December 5, 2023
New academic research identifies the four emotional stages of your career. Spoiler – it ends in disillusion
Lawyers progress through four distinct emotional stages in their fight to get to the top and secure a coveted partnership role, according to new research from the University of Bath’s School of Management. The study of UK legal professionals showed they progressed from excitement and anticipation at the start of their career, followed by fear and anxiety as they pursue promotion, to pride and joy at having secured a senior post, and finally experiencing disillusionment and disappointment at the lack of further change.
The research team said the experience of lawyers offered an emotionally rich, structured environment to study. The study notes that, in law firms, career progression is the core organising principle, structuring legal professionals’ working lives. Additionally, emotions are prevalent, shared and complex – partners have strong bonds with each other and their junior protégés, and great significance is attached to partnership as the pinnacle of career success.
“There is a lot of literature around individual career management strategies and organizational promotion practices but we were interested in the ‘felt’ experiences and exploring the emotional aspects of employment. Professionals’ careers are suffused with emotions – some of the lawyers we interviewed used phrases like ‘love’ when talking about partnership and felt great pride when being promoted,” said Dr Stefanie Gustafsson of the University’s School of Management.
“Our research focused on lawyers but we believe the learnings could apply equally to any top professions. Such employees go through a rollercoaster of challenging emotions, positive and negative, that HR and line managers should consider and understand, particularly to develop coping skills and provide support in cultures where success is celebrated but failure is frequently stigmatised,” she said.
The research paper – “Emotions careers: The interplay between careers and emotions in professional organisation”, co-authored by Dan Kärreman of Copenhagen Business School, recommends that HR practitioners and line managers develop a greater awareness of the emotional dynamics associated with careers and give greater weight to employee wellbeing. “Career conversations such as appraisals or reviews should create a space for talking not just about nuts-and-bolts performance but also about emotions and finding meaningful ways forward, particularly when employees suffer career setbacks when they are emotionally invested,” Dr Gustafsson said.
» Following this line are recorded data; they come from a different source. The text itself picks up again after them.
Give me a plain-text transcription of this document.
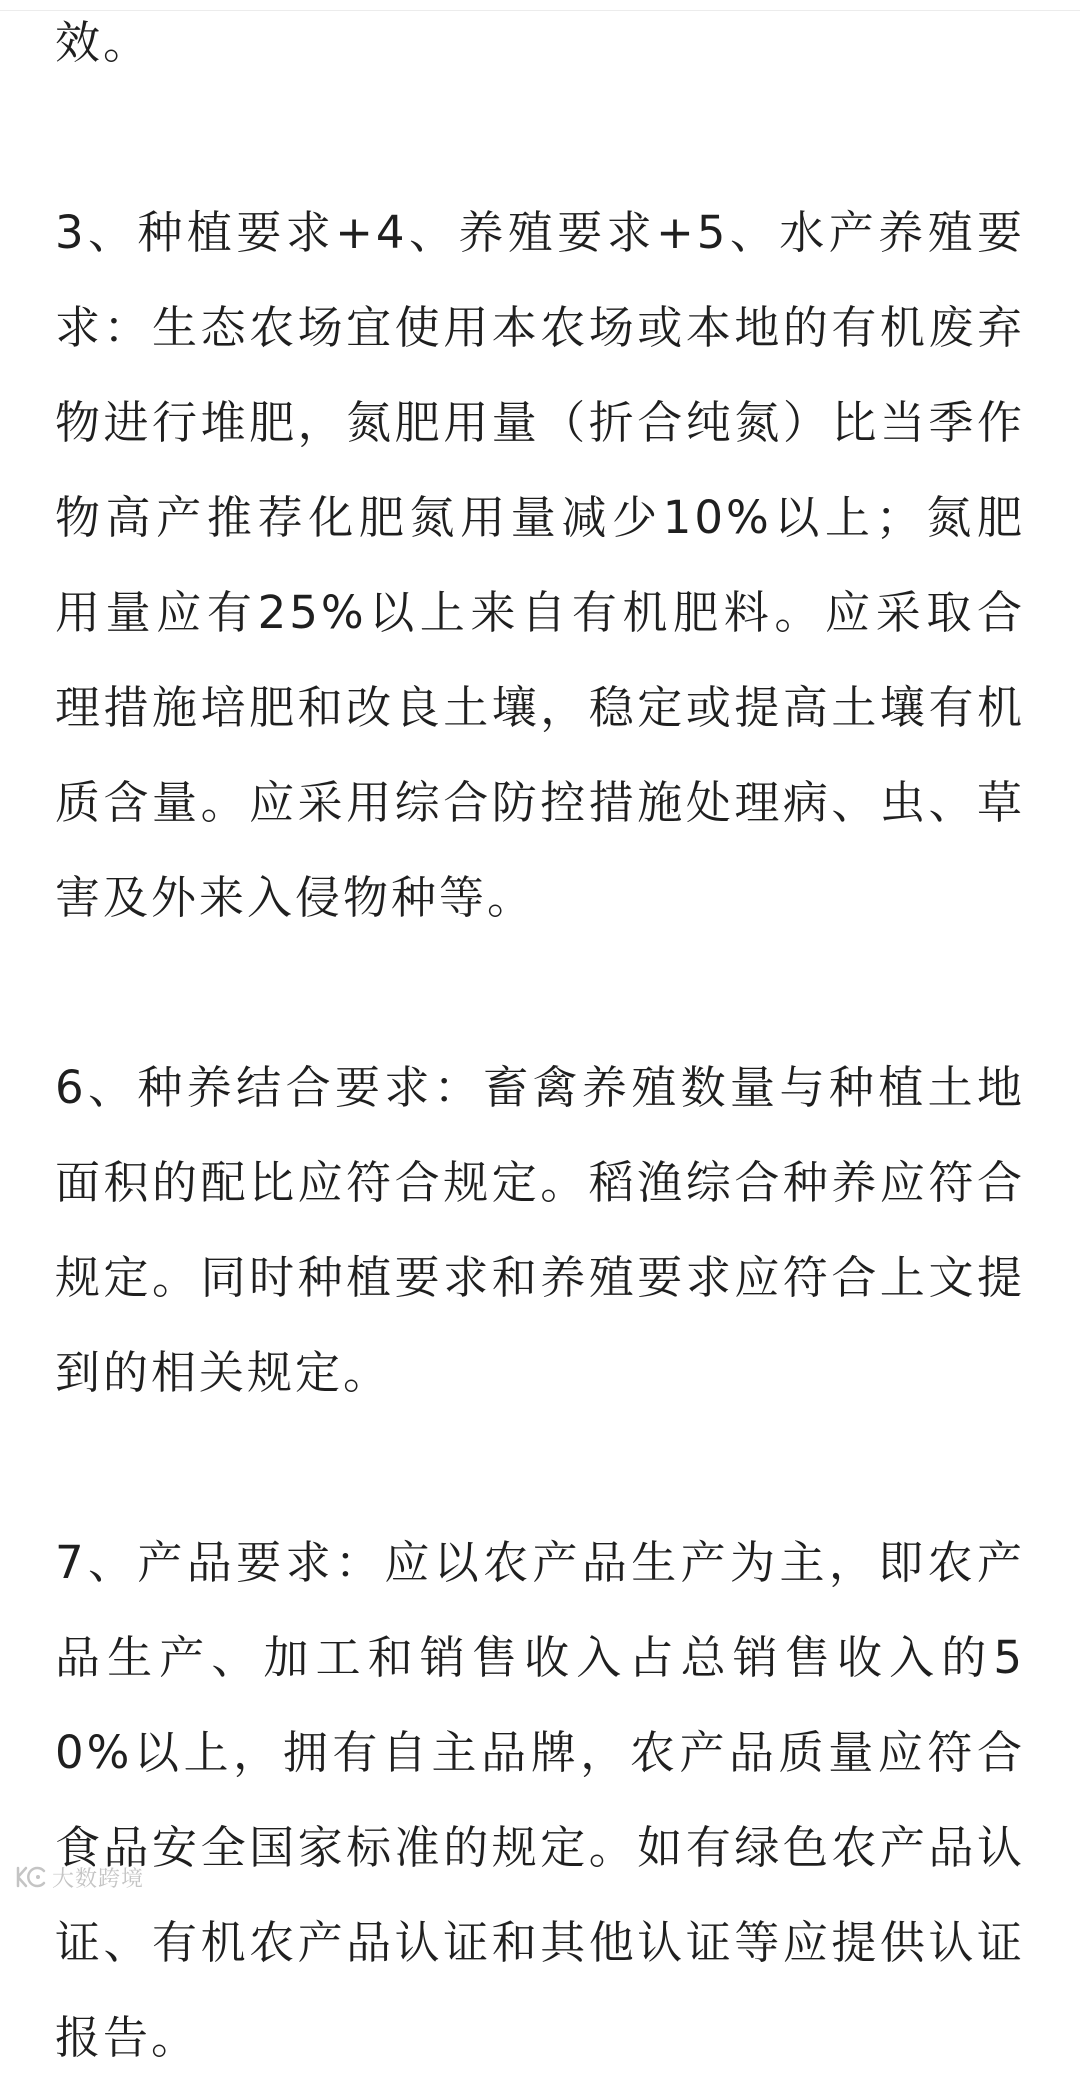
效。

3、种植要求+4、养殖要求+5、水产养殖要求：生态农场宜使用本农场或本地的有机废弃物进行堆肥，氮肥用量（折合纯氮）比当季作物高产推荐化肥氮用量减少10%以上；氮肥用量应有25%以上来自有机肥料。应采取合理措施培肥和改良土壤，稳定或提高土壤有机质含量。应采用综合防控措施处理病、虫、草害及外来入侵物种等。

6、种养结合要求：畜禽养殖数量与种植土地面积的配比应符合规定。稻渔综合种养应符合规定。同时种植要求和养殖要求应符合上文提到的相关规定。

7、产品要求：应以农产品生产为主，即农产品生产、加工和销售收入占总销售收入的50%以上，拥有自主品牌，农产品质量应符合食品安全国家标准的规定。如有绿色农产品认证、有机农产品认证和其他认证等应提供认证报告。

大数跨境
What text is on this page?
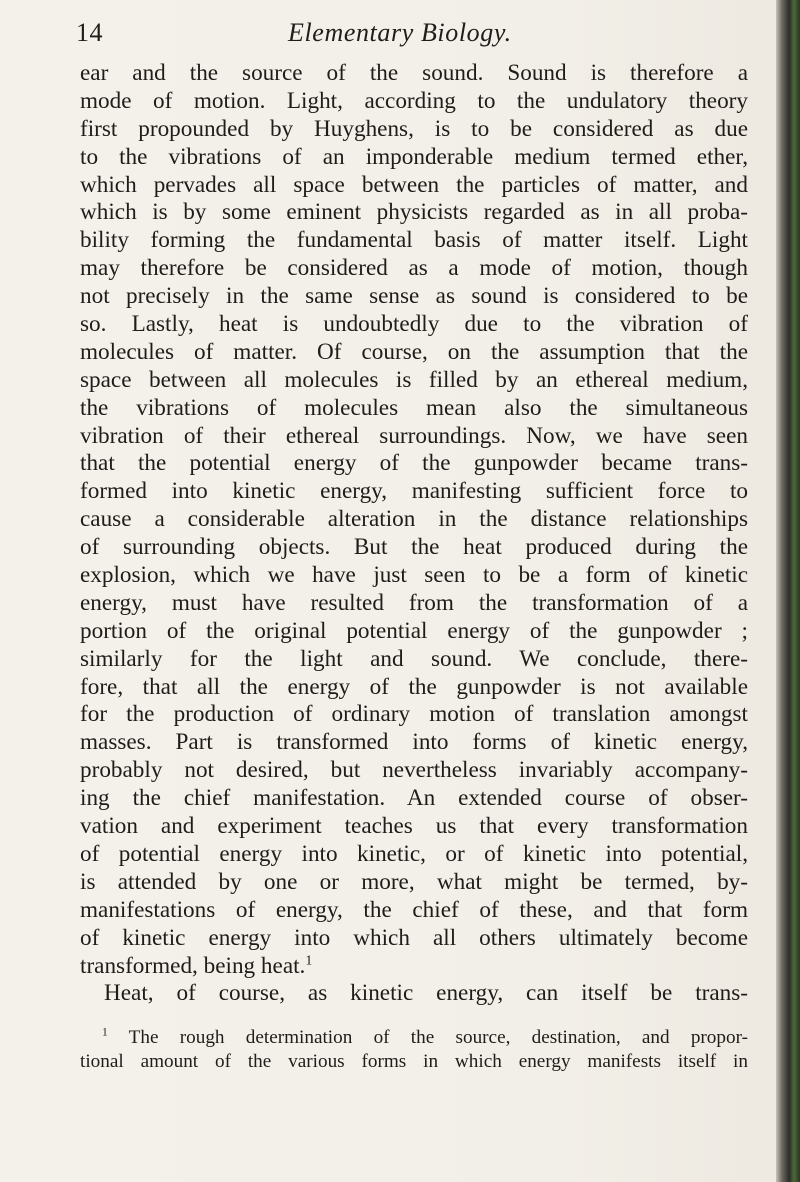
14	Elementary Biology.
ear and the source of the sound. Sound is therefore a
mode of motion. Light, according to the undulatory theory
first propounded by Huyghens, is to be considered as due
to the vibrations of an imponderable medium termed ether,
which pervades all space between the particles of matter, and
which is by some eminent physicists regarded as in all proba-
bility forming the fundamental basis of matter itself. Light
may therefore be considered as a mode of motion, though
not precisely in the same sense as sound is considered to be
so. Lastly, heat is undoubtedly due to the vibration of
molecules of matter. Of course, on the assumption that the
space between all molecules is filled by an ethereal medium,
the vibrations of molecules mean also the simultaneous
vibration of their ethereal surroundings. Now, we have seen
that the potential energy of the gunpowder became trans-
formed into kinetic energy, manifesting sufficient force to
cause a considerable alteration in the distance relationships
of surrounding objects. But the heat produced during the
explosion, which we have just seen to be a form of kinetic
energy, must have resulted from the transformation of a
portion of the original potential energy of the gunpowder ;
similarly for the light and sound. We conclude, there-
fore, that all the energy of the gunpowder is not available
for the production of ordinary motion of translation amongst
masses. Part is transformed into forms of kinetic energy,
probably not desired, but nevertheless invariably accompany-
ing the chief manifestation. An extended course of obser-
vation and experiment teaches us that every transformation
of potential energy into kinetic, or of kinetic into potential,
is attended by one or more, what might be termed, by-
manifestations of energy, the chief of these, and that form
of kinetic energy into which all others ultimately become
transformed, being heat.$^1$
Heat, of course, as kinetic energy, can itself be trans-
$^1$ The rough determination of the source, destination, and propor-
tional amount of the various forms in which energy manifests itself in
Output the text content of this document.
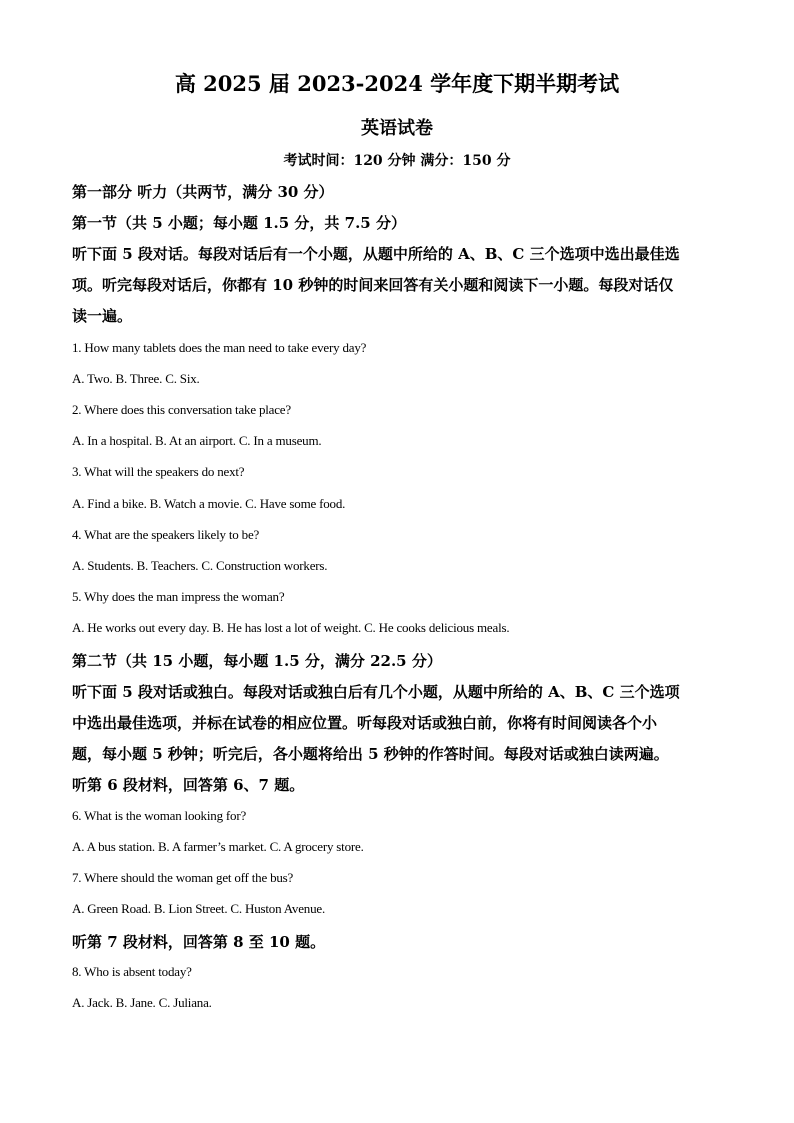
高 2025 届 2023-2024 学年度下期半期考试
英语试卷
考试时间：120 分钟 满分：150 分
第一部分 听力（共两节，满分 30 分）
第一节（共 5 小题；每小题 1.5 分，共 7.5 分）
听下面 5 段对话。每段对话后有一个小题，从题中所给的 A、B、C 三个选项中选出最佳选
项。听完每段对话后，你都有 10 秒钟的时间来回答有关小题和阅读下一小题。每段对话仅
读一遍。
1. How many tablets does the man need to take every day?
A. Two. B. Three. C. Six.
2. Where does this conversation take place?
A. In a hospital. B. At an airport. C. In a museum.
3. What will the speakers do next?
A. Find a bike. B. Watch a movie. C. Have some food.
4. What are the speakers likely to be?
A. Students. B. Teachers. C. Construction workers.
5. Why does the man impress the woman?
A. He works out every day. B. He has lost a lot of weight. C. He cooks delicious meals.
第二节（共 15 小题，每小题 1.5 分，满分 22.5 分）
听下面 5 段对话或独白。每段对话或独白后有几个小题，从题中所给的 A、B、C 三个选项
中选出最佳选项，并标在试卷的相应位置。听每段对话或独白前，你将有时间阅读各个小
题，每小题 5 秒钟；听完后，各小题将给出 5 秒钟的作答时间。每段对话或独白读两遍。
听第 6 段材料，回答第 6、7 题。
6. What is the woman looking for?
A. A bus station. B. A farmer’s market. C. A grocery store.
7. Where should the woman get off the bus?
A. Green Road. B. Lion Street. C. Huston Avenue.
听第 7 段材料，回答第 8 至 10 题。
8. Who is absent today?
A. Jack. B. Jane. C. Juliana.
“One encouraging development is that we are increasingly seeing people openly discuss their career setbacks on social media and it may be helpful to create a culture and safe space where this is common and accepted,” she added.
The research also revealed how the unquestioning value and shared emotional investment attached to achieving a partnership role in a law firm – a principle embedded in the system from the very start – meant an employee wanting to take an alternative route would not be as well regarded as those who strove to reach the top.
“Managers should challenge the negative perceptions around alternative career paths and engage in positive cultural change to create more diverse and accepting thinking about careers outside the defined train tracks. People should be given options and not feel devalued for taking them,” Dr Gustafsson said.